It’s this time of year at Endeavor where our hockey players are slowly coming back for the off-season training. During the next 2 months or so, we’ll progressively welcome back our players, and by the time June rolls around we should be at full capacity and be extremely busy throughout the summer.
In the meantime, the current phase of the off-season is what we call “the early off-season” for the guys that are already back with us. These guys have the advantage of having a long off-season and plenty of time to not only improve their performance, but undo the damage they’ve put on their body throughout the season. And God knows how much damage a long hockey season can put on your body, especially on your hips. That’s why our early off-season phase focuses a lot more on re-establishing balance than it is about improving performance.
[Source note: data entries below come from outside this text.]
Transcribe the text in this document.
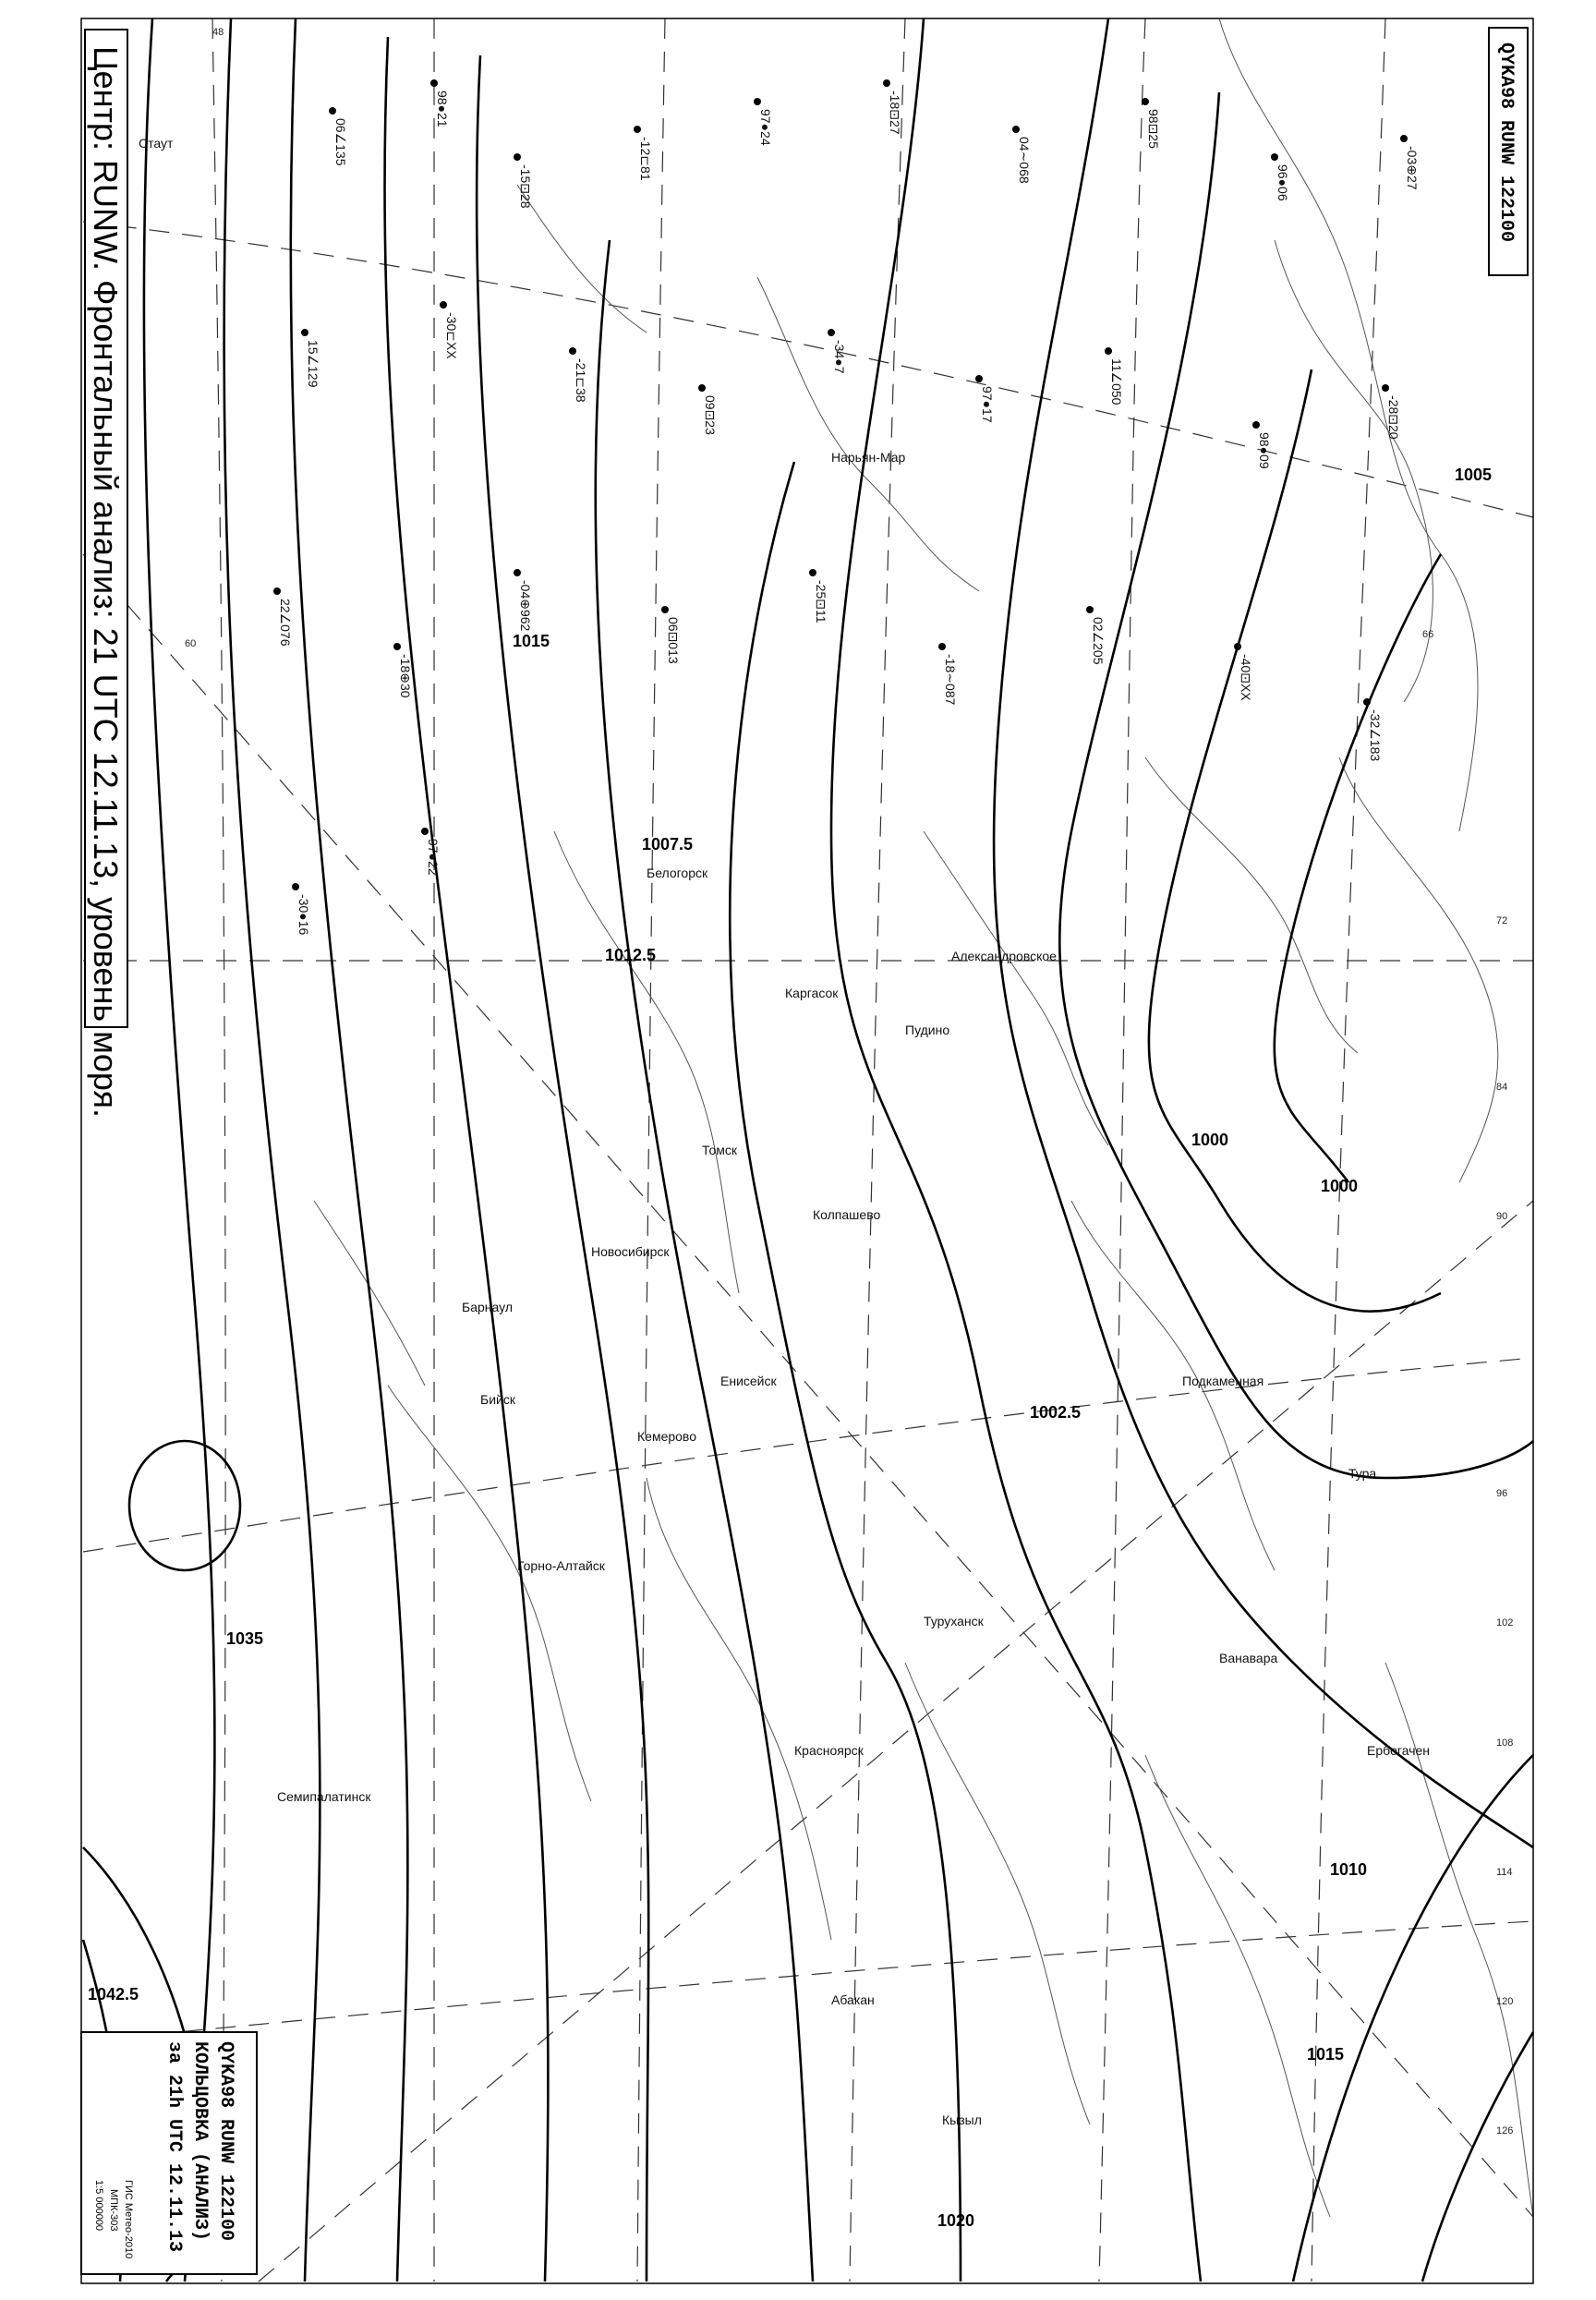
1035
1015
1012.5
1007.5
1005
1002.5
1000
1000
1010
1015
1020
1042.5
48
60
66
72
84
90
96
102
108
114
120
126
Стаут
Белогорск
Александровское
Нарьян-Мар
Колпашево
Барнаул
Новосибирск
Енисейск
Каргасок
Томск
Кемерово
Бийск
Туруханск
Красноярск
Абакан
Кызыл
Горно-Алтайск
Семипалатинск
Пудино
Подкаменная
Ванавара
Ербогачен
Тура
06∠135
98●21
-15⊡28
-12⊏81
97●24	-18⊡27
04∼068
98⊡25
96●06	-03⊕27
15∠129
-30⊏XX
-21⊏38
09⊡23
-34●7
97●17	11∠050
98●09
-28⊡20
22∠076
-18⊕30
-04⊕962
06⊡013
-25⊡11
-18∼087
02∠205
-40⊡XX
-32∠183
-30●16
97●22
Центр: RUNW. Фронтальный анализ: 21 UTC 12.11.13, уровень моря.	QYKA98 RUNW 122100
QYKA98 RUNW 122100
КОЛЬЦОВКА (АНАЛИЗ)
за 21h UTC 12.11.13
ГИС Метео-2010
МПК-303
1:5 000000
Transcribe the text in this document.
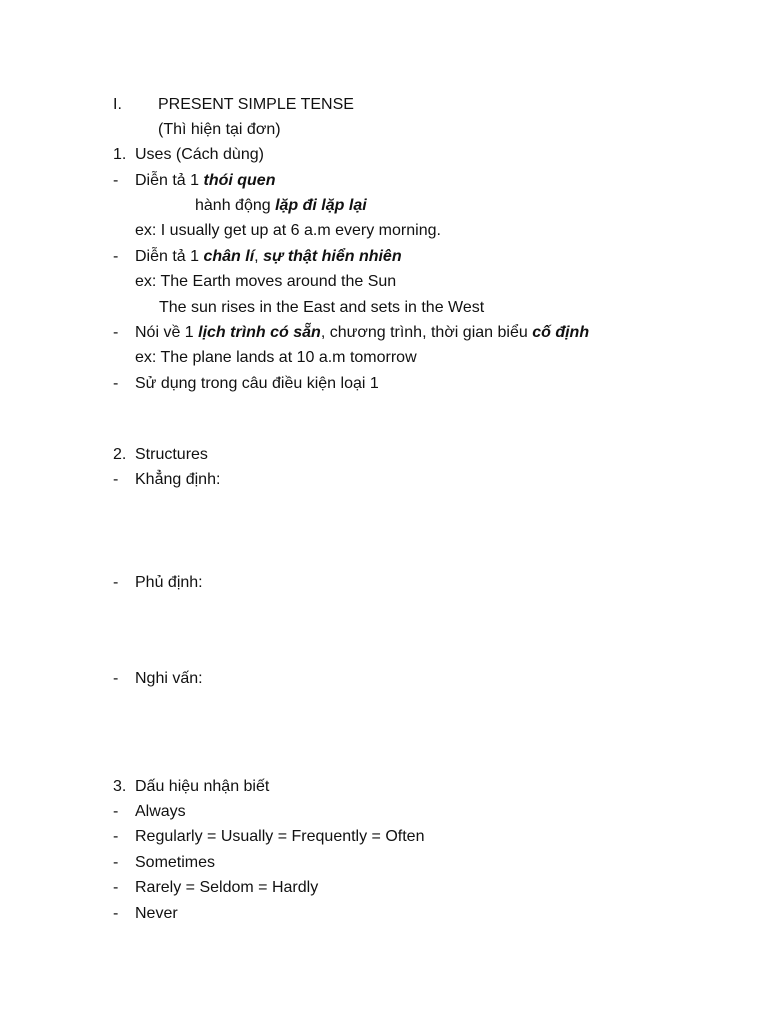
I. PRESENT SIMPLE TENSE
(Thì hiện tại đơn)
1. Uses (Cách dùng)
- Diễn tả 1 thói quen
hành động lặp đi lặp lại
ex: I usually get up at 6 a.m every morning.
- Diễn tả 1 chân lí, sự thật hiển nhiên
ex: The Earth moves around the Sun
The sun rises in the East and sets in the West
- Nói về 1 lịch trình có sẵn, chương trình, thời gian biểu cố định
ex: The plane lands at 10 a.m tomorrow
- Sử dụng trong câu điều kiện loại 1
2. Structures
- Khẳng định:
- Phủ định:
- Nghi vấn:
3. Dấu hiệu nhận biết
- Always
- Regularly = Usually = Frequently = Often
- Sometimes
- Rarely = Seldom = Hardly
- Never
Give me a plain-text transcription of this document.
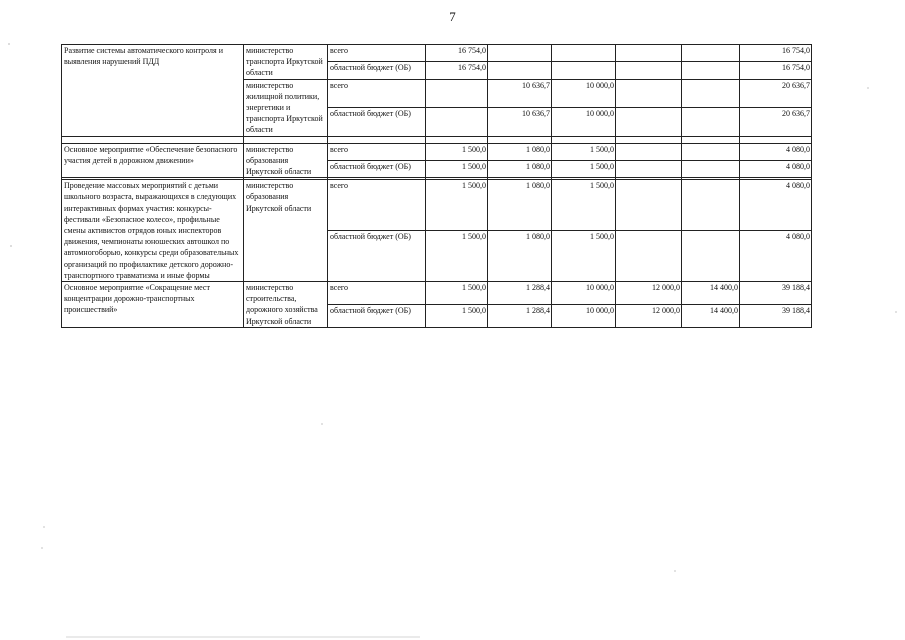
7
Развитие системы автоматического контроля и выявления нарушений ПДД	министерство транспорта Иркутской области	всего	16 754,0					16 754,0
		областной бюджет (ОБ)	16 754,0					16 754,0
	министерство жилищной политики, энергетики и транспорта Иркутской области	всего		10 636,7	10 000,0			20 636,7
		областной бюджет (ОБ)		10 636,7	10 000,0			20 636,7

Основное мероприятие «Обеспечение безопасного участия детей в дорожном движении»	министерство образования Иркутской области	всего	1 500,0	1 080,0	1 500,0			4 080,0
		областной бюджет (ОБ)	1 500,0	1 080,0	1 500,0			4 080,0

Проведение массовых мероприятий с детьми школьного возраста, выражающихся в следующих интерактивных формах участия: конкурсы-фестивали «Безопасное колесо», профильные смены активистов отрядов юных инспекторов движения, чемпионаты юношеских автошкол по автомногоборью, конкурсы среди образовательных организаций по профилактике детского дорожно-транспортного травматизма и иные формы	министерство образования Иркутской области	всего	1 500,0	1 080,0	1 500,0			4 080,0
		областной бюджет (ОБ)	1 500,0	1 080,0	1 500,0			4 080,0
Основное мероприятие «Сокращение мест концентрации дорожно-транспортных происшествий»	министерство строительства, дорожного хозяйства Иркутской области	всего	1 500,0	1 288,4	10 000,0	12 000,0	14 400,0	39 188,4
		областной бюджет (ОБ)	1 500,0	1 288,4	10 000,0	12 000,0	14 400,0	39 188,4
Hockey is a rotational sport, just like baseball, football (for quarterbacks), lacrosse, tennis and golf. One thing to understand is that the rotational movements occur almost exclusively in one direction. Over the course of a season, this accounts for many rotations when making passes and taking shots during all the practices and games the athlete takes part in. Rotations in the opposite direction are almost non-existent, and if you want to ensure better symmetry and balance throughout the body, there is definitely a need for rotational work on the non-dominant side.
The core exercises in a training program can be a good tool to help re-establish better balance. Even though our exercises are not purely rotational in nature (actually they are just the opposite; anti-rotation), the movement pattern and the muscles recruited are the same; they just happen to work in an isometric fashion.
That being said, instead of working both sides equally, we’ll double or triple the volume on the non-dominant side for all the anti-rotation core exercises we’re using. Just about any anti-rotation exercise can be used, but 2 of my favorites are the Belly Press and the Chop, both in the 1/2 kneeling position.
I really like the 1/2 kneeling position, especially in the early off-season because you get some lengthening of the hip flexors and some hip stability in the end range of motion. We’ll usually do 3 sets on the non-shooting side, and only one on the shooting side.
The concept can also be expanded with the rotational power work, with medicine ball throws and the like. Adding more sets on the non-dominant side will help re-establish some sort of balance around the hips, the shoulders and the core.
The early off-season is a good time to work on major imbalances and the damage done during the season before getting into heavy strength and power work throughout the summer, so it’s important to take advantage of it.